Pensando en voz alta | 29 de septiembre de 2013
Por: Enrique A. Gutiérrez T., S J
El mundo en el cual vivimos es un mundo de contrastes, más aún, es un mundo marcado por las contradicciones. Encontramos los países aglutinados en norte y sur, en alineados y no alineados; las personas las diferenciamos por el color de su piel, por su credo religioso, por su opción política y por su género. Los bienes de fortuna también establecen discriminaciones que, en muchas circunstancias, generan conflictos y agudizan las contradicciones.
Cuando miro el entorno de nuestras ciudades me impresionan los cinturones de miseria en muchos casos, de viviendas no muy dignas en otros, de personas excluidas y marginadas en la mayoría de las situaciones. Esos contrastes son fuertes, golpean e interrogan. Nos preguntamos por qué se dan esas situaciones y casi siempre se nos sale un “pobrecitos”, es que esa es su situación, nada puede cambiarla. Y me pregunto si, como creyentes, que queremos vivir un compromiso serio en nuestra vida cristiana, podemos quedarnos tranquilos, permanecer indiferentes y creer que ya hemos hecho todo lo que está a nuestro alcance para ayudar a solucionar los diferentes problemas que nos aquejan.
El texto del evangelio de este domingo es una oportuna reflexión para esta actitud. Las contradicciones existen, somos nosotros los que podemos asumir un compromiso serio para hacer que las cosas sean diferentes, que las situaciones de marginalidad y discriminación, de trato injusto terminen y podamos empezar a construir un nuevo país, una nueva cultura, donde la fraternidad y la solidaridad sean posibles. No siempre pueden mantenerse situaciones como las del rico Epulón “hombre rico, que se vestía de púrpura y telas finas y banqueteaba espléndidamente” o como la del pobre Lázaro “un mendigo, yacía a la entrada de la casa del rico, cubierto de llagas y ansiando llenarse con las sobras que caían de la mesa del rico”.
La respuesta que trae el texto nos ayuda a comprender mejor lo que estamos interiorizando “recuerda que en tu vida recibiste bienes y Lázaro, en cambio, males. Por eso él goza ahora de consuelo, mientras que tú sufres tormentos”. La petición que hace el rico para que avisen a sus otros hermanos es, por decir lo menos, incoherente. Se ratifica esto en las palabras finales del texto “si no escuchan a Moisés y a los profetas, no harán caso, ni aunque resucite un muerto”.
Surge entonces la pregunta sobre cómo empleamos las riquezas, qué tan apegado está nuestro corazón a las riquezas, qué sentido de solidaridad tenemos. La respuesta a cada una de estas preguntas nos colocará bien del lado de los insensibles y duros de corazón, o del lado de los compasivos, de los solidarios.
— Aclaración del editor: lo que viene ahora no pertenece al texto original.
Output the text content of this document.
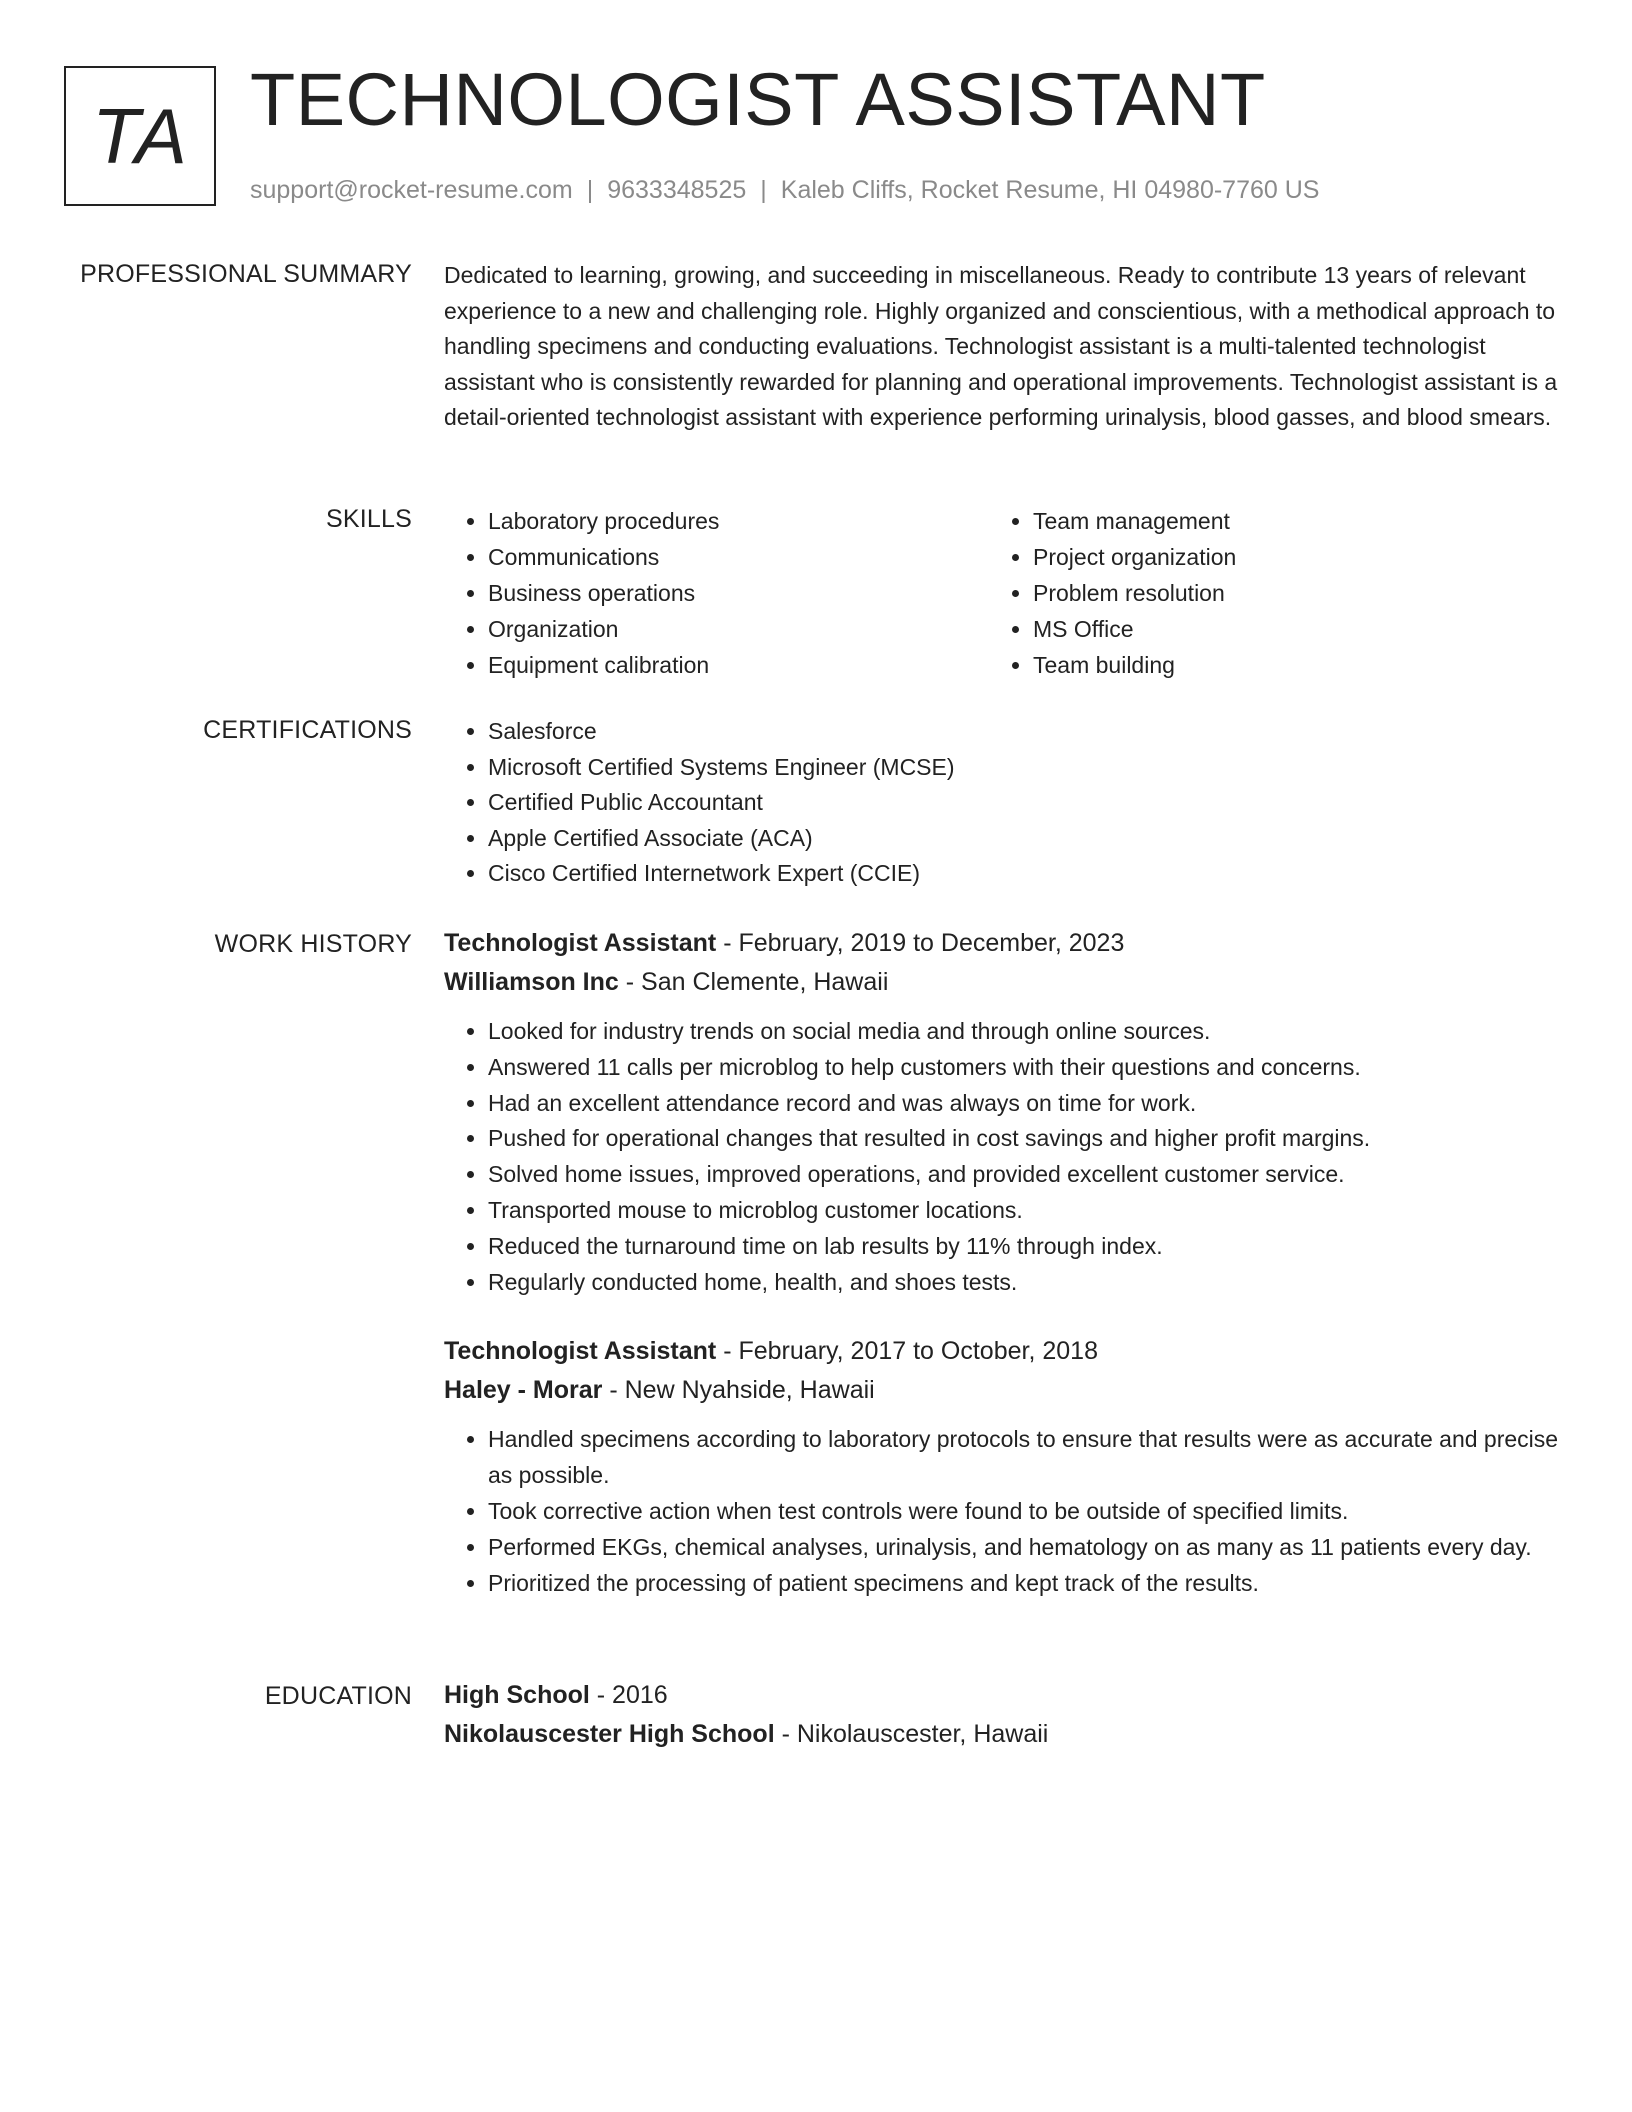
TA TECHNOLOGIST ASSISTANT
support@rocket-resume.com | 9633348525 | Kaleb Cliffs, Rocket Resume, HI 04980-7760 US
PROFESSIONAL SUMMARY Dedicated to learning, growing, and succeeding in miscellaneous. Ready to contribute 13 years of relevant experience to a new and challenging role. Highly organized and conscientious, with a methodical approach to handling specimens and conducting evaluations. Technologist assistant is a multi-talented technologist assistant who is consistently rewarded for planning and operational improvements. Technologist assistant is a detail-oriented technologist assistant with experience performing urinalysis, blood gasses, and blood smears.
SKILLS	• Laboratory procedures
• Communications
• Business operations
• Organization
• Equipment calibration
• Team management
• Project organization
• Problem resolution
• MS Office
• Team building
CERTIFICATIONS	• Salesforce
• Microsoft Certified Systems Engineer (MCSE)
• Certified Public Accountant
• Apple Certified Associate (ACA)
• Cisco Certified Internetwork Expert (CCIE)
WORK HISTORY Technologist Assistant - February, 2019 to December, 2023
Williamson Inc - San Clemente, Hawaii
• Looked for industry trends on social media and through online sources.
• Answered 11 calls per microblog to help customers with their questions and concerns.
• Had an excellent attendance record and was always on time for work.
• Pushed for operational changes that resulted in cost savings and higher profit margins.
• Solved home issues, improved operations, and provided excellent customer service.
• Transported mouse to microblog customer locations.
• Reduced the turnaround time on lab results by 11% through index.
• Regularly conducted home, health, and shoes tests.
Technologist Assistant - February, 2017 to October, 2018
Haley - Morar - New Nyahside, Hawaii
• Handled specimens according to laboratory protocols to ensure that results were as accurate and precise as possible.
• Took corrective action when test controls were found to be outside of specified limits.
• Performed EKGs, chemical analyses, urinalysis, and hematology on as many as 11 patients every day.
• Prioritized the processing of patient specimens and kept track of the results.
EDUCATION High School - 2016
Nikolauscester High School - Nikolauscester, Hawaii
El punto no es qué tanto podamos tener, sino en qué medida hacemos que nuestros bienes tengan una función social, una proyección hacia los demás. Repito, las contradicciones se dan, no las podemos ocultar o negar. La clave está en las actitudes que asumamos, en lo que queramos hacer desde el fondo del corazón. Eso cae en el campo de la libre elección.